Inspirée d’un passage de La Tentation de Gustave Flaubert*, où l’écrivain interroge à travers la figure de Saint-Antoine le pouvoir des représentations, Isabelle terrisse nous invite à questionner le pouvoir de la matière et de la forme quand elles se font œuvres, mais également l’image qu’elle offre à l’interprétation de chacun. La forme autant que la matière ont un pouvoir de transmission de mémoires tangibles et intangibles, un enjeu essentiel du travail de l’artiste.

 

 L’expérimentation de la matière est une obsession chez Isabelle Terrisse, donnant lieu à un répertoire de formes, d’idées, de langages extrêmement variés et d’une rare sensibilité.
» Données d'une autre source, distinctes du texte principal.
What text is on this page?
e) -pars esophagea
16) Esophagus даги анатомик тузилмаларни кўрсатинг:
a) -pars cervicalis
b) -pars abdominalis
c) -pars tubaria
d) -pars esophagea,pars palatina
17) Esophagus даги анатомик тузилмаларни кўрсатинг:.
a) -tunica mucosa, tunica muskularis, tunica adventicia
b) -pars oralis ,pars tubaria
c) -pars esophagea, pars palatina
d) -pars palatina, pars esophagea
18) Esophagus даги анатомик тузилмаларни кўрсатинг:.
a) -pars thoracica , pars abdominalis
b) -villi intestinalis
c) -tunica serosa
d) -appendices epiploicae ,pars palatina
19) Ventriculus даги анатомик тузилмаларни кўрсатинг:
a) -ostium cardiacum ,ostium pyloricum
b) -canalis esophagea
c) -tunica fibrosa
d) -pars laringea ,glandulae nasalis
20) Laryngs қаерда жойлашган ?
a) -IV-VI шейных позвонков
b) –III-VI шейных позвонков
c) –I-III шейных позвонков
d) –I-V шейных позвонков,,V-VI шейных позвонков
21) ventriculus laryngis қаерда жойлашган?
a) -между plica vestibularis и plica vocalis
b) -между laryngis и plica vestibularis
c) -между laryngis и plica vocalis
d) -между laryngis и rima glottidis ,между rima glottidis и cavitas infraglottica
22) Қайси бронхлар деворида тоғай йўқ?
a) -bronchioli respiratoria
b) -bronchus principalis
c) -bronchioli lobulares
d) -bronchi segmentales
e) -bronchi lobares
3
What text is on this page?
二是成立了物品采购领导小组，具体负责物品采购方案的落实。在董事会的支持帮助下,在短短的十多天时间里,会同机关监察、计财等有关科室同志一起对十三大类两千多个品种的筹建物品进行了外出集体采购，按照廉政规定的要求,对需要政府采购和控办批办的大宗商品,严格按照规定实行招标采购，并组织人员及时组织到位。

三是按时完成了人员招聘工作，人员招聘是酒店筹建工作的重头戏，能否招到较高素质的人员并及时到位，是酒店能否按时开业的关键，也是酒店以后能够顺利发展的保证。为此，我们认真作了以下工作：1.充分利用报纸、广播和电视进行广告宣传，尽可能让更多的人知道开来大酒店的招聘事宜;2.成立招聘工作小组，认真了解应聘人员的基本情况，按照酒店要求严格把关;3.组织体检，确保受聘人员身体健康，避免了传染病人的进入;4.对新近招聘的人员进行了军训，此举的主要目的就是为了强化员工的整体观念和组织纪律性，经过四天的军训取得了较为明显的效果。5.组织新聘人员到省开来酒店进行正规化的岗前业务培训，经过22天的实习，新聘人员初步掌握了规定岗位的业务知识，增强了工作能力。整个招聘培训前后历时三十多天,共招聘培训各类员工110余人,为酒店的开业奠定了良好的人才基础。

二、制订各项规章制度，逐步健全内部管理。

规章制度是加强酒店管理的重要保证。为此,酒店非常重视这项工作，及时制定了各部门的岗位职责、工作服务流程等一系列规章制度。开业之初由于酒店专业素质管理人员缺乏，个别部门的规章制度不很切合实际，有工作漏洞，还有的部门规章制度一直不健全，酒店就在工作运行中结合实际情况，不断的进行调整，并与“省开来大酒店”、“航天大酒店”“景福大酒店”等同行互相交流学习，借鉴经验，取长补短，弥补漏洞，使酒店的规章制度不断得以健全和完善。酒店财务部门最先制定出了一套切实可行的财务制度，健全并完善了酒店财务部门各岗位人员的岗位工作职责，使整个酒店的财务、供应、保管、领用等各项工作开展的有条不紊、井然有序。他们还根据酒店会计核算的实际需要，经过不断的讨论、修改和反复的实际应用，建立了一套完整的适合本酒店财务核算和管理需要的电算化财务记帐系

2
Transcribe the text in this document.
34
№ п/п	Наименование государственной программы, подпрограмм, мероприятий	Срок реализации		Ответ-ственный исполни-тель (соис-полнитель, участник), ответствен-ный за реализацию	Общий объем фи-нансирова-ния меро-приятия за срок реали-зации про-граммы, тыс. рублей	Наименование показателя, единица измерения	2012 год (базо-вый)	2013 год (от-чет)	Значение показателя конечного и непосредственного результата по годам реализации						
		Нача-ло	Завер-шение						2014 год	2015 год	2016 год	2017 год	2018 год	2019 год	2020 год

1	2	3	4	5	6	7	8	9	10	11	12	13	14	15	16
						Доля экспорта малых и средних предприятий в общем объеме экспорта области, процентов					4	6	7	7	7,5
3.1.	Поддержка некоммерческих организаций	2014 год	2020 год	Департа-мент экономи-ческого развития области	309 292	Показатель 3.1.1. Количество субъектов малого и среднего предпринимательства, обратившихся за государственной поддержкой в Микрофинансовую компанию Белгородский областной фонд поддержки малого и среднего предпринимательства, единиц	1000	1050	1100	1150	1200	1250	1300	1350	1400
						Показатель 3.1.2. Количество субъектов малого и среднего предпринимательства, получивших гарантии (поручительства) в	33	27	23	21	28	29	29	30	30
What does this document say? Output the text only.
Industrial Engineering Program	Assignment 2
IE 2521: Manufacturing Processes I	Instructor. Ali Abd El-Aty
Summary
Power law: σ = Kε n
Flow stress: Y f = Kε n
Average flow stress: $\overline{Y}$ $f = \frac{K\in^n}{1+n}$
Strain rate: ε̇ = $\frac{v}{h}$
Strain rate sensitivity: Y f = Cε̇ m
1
La réappropriation de matériaux jetés, trouvés, réemployés ; l’empreinte, l’image, sont autant de media qui viennent servir un discours très engagé.

 

D’abord celui qui vient en creux rendre hommage à la main, au « faire », à la créativité de l’« esprit » des femmes et des hommes que l’on observe dans les séries « embrases » ou « drapé ». Dans ces séries elle associe des pièces textiles récupérées à des  moulages de ses propres mains, ou encore détourne le tissage pour créer des drapés / sculpture constitués d’assemblages de boutons. Un engagement aussi envers les «Anonymes » : ceux qui participent à l’Histoire sans en être les héros, ceux qui marquent notre chemin, ceux qui dorment sur nos matelas dans la rue.

 

Le développement durable sous toutes ses acceptions est fil rouge dans l’Œuvre d’Isabelle Terrisse, notamment à travers la valorisation des savoir-faire et des matériaux. L’emploi très régulier du béton en est également une des manifestations. Dans ces pièces l’artiste pointe du doigt l’hyper-urbanisme, la perte de repères, l’amincissement des frontières entre l’espace public et l’espace privé.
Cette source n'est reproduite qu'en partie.